The infrastructure for Noble’s proposed public-interest search engine already exists in the archives and databases of major institutions like the Smithsonian, the Library of Congress and top university and research libraries — a strong, integrated network with a history of collaborative toolmaking and knowledge-sharing.

She has met with leading librarians to discuss the idea and hopes to build momentum.

But in the meantime, as a sharp digital divide continues to separate the haves and have-nots in American life, Noble underscores that the have-nots are far more susceptible to, and victimized by, the misinformation and distortions perpetuated online.

Jenkins sees digital media literacy education as a crucial step to bridge this gap.

“The public needs to be informed about the choices it’s facing and the consequence of those choices,” Jenkins said. “People need to acquire skills at using the tools available to them.”

Most developed nations, he points out, now have rigorous media literacy education requirements.

“You don’t get out of British schools without passing a core task on media literacy. We have nothing like that in America,” Jenkins said. “With all we’ve heard in the last year and a half about distortions in the election by fake news and Russian interventions, we should have school systems embracing media literacy education as a central part of what they teach kids.”

In an ideal world, Jenkins would like to see digital media literacy education happening not just in American schools but everywhere people gather, including museums and churches. “Media literacy education should permeate every part of society that shapes how people make sense of the world around them,” he said.

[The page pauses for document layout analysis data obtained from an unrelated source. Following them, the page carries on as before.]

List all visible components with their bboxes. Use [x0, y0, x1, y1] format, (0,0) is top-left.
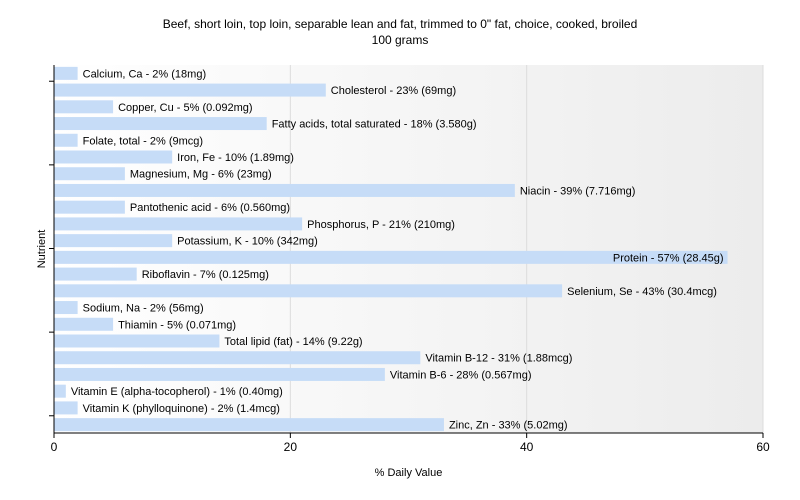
bar-label: Protein - 57% (28.45g) — [613, 252, 724, 264]
bar — [54, 401, 78, 415]
bar — [54, 334, 220, 348]
bar-label: Zinc, Zn - 33% (5.02mg) — [449, 420, 568, 432]
bar — [54, 100, 114, 114]
bar-label: Iron, Fe - 10% (1.89mg) — [177, 152, 294, 164]
bar-label: Vitamin E (alpha-tocopherol) - 1% (0.40m… — [71, 386, 283, 398]
bar — [54, 234, 173, 248]
bar — [54, 183, 515, 197]
x-tick-label: 0 — [51, 440, 58, 454]
x-axis-label: % Daily Value — [375, 467, 443, 479]
bar — [54, 200, 125, 214]
bar-label: Vitamin K (phylloquinone) - 2% (1.4mcg) — [83, 403, 280, 415]
bar — [54, 317, 114, 331]
bar — [54, 150, 173, 164]
bar — [54, 83, 326, 97]
x-tick-label: 40 — [520, 440, 534, 454]
bar-label: Vitamin B-6 - 28% (0.567mg) — [390, 369, 532, 381]
bar — [54, 284, 563, 298]
x-tick-label: 60 — [756, 440, 770, 454]
bar-label: Thiamin - 5% (0.071mg) — [118, 319, 236, 331]
bar-label: Selenium, Se - 43% (30.4mcg) — [567, 286, 717, 298]
bar — [54, 167, 125, 181]
bar — [54, 133, 78, 147]
chart-title: Beef, short loin, top loin, separable le… — [162, 17, 638, 31]
bar-label: Riboflavin - 7% (0.125mg) — [142, 269, 269, 281]
x-tick-label: 20 — [284, 440, 298, 454]
y-axis-label: Nutrient — [36, 230, 48, 269]
bar-label: Magnesium, Mg - 6% (23mg) — [130, 169, 272, 181]
bar-label: Cholesterol - 23% (69mg) — [331, 85, 456, 97]
bar-label: Fatty acids, total saturated - 18% (3.58… — [272, 119, 477, 131]
bar-label: Pantothenic acid - 6% (0.560mg) — [130, 202, 290, 214]
bar — [54, 117, 267, 131]
bar — [54, 351, 421, 365]
chart-title-block: Beef, short loin, top loin, separable le… — [0, 16, 800, 48]
bar-label: Copper, Cu - 5% (0.092mg) — [118, 102, 253, 114]
bar-label: Calcium, Ca - 2% (18mg) — [83, 68, 206, 80]
bar — [54, 267, 137, 281]
bar — [54, 301, 78, 315]
bar-label: Folate, total - 2% (9mcg) — [83, 135, 203, 147]
bar-label: Total lipid (fat) - 14% (9.22g) — [224, 336, 362, 348]
chart-subtitle: 100 grams — [371, 33, 429, 47]
bar-labels-group: Calcium, Ca - 2% (18mg) Cholesterol - 23%… — [71, 68, 724, 431]
bar-label: Potassium, K - 10% (342mg) — [177, 236, 318, 248]
bar — [54, 250, 728, 264]
bar-label: Phosphorus, P - 21% (210mg) — [307, 219, 455, 231]
bar-label: Vitamin B-12 - 31% (1.88mcg) — [425, 353, 572, 365]
axes-group: 0 20 40 60 — [49, 65, 770, 454]
bar — [54, 367, 385, 381]
bar-label: Sodium, Na - 2% (56mg) — [83, 303, 204, 315]
bar — [54, 418, 444, 432]
bar — [54, 217, 303, 231]
bar — [54, 384, 66, 398]
bars-group — [54, 66, 728, 432]
bar-label: Niacin - 39% (7.716mg) — [520, 185, 636, 197]
bar — [54, 66, 78, 80]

In a world of conflicting accounts, Hollihan agrees that teaching individuals how to evaluate stories, whatever form they might take, involves fostering a refined sense of judgment to assess how faithfully characters perform the roles that they are assigned.

“To some extent we have the innate ability to do this because virtually everything in our lives is introduced through stories,” he said. “Think about history: Moral lessons, even warnings from parents, all come in a storied form. We seem to have a challenge at the moment in terms of judging the claims of conflicting stories.”

Hollihan adds that critical thinking also needs to be systematically taught.

“Some studies have shown that in middle school and high school we have to take civics courses and keep up with world events,” he said. “But after that most of us are far less likely to learn anything more about how critical thinking can be applied to public policy. I think that’s a huge problem.”

Noble welcomes the advent of such mass digital education, but she rejects any implication that the burden of filtering out false, manipulative and toxic internet content should — or could — be shouldered by the public.

“That’s like saying the public should adapt to their water being poisoned. If the information environment is poisoned, that’s not on the public at large to solve,” she said.

If she could make one recommendation to Silicon Valley, Noble would insist on hiring interdisciplinary teams made of specialists with Ph.D. and master’s degrees in fields such as communication, cultural studies, ethnic studies and women’s studies. 

“It’s simply not enough to say that we need a more diverse pipeline,” she said. “Of course, we do need more women and people of color, but more importantly, we need people who are deeply trained and well educated in the humanities and social sciences who can recognize the output of technology systems. This is the place where we have an incredible shortfall.”

On the other hand, her advice for the ordinary digital-content consumer who wants to hasten progress is to insist upon more research — funded by the government, universities and taxpayers — into the potential harm of big data-based and other types of biometric technologies that are being deployed on the public.

“Demand regulation the way you demand regulation of air and water quality and food safety,” Noble said. “You have a right to information technology safety, too.”

Jenkins adds that coupling regulations that encourage transparency with education around new media will begin to move the needle toward solutions. 

“We need to know what choices we are making and why.”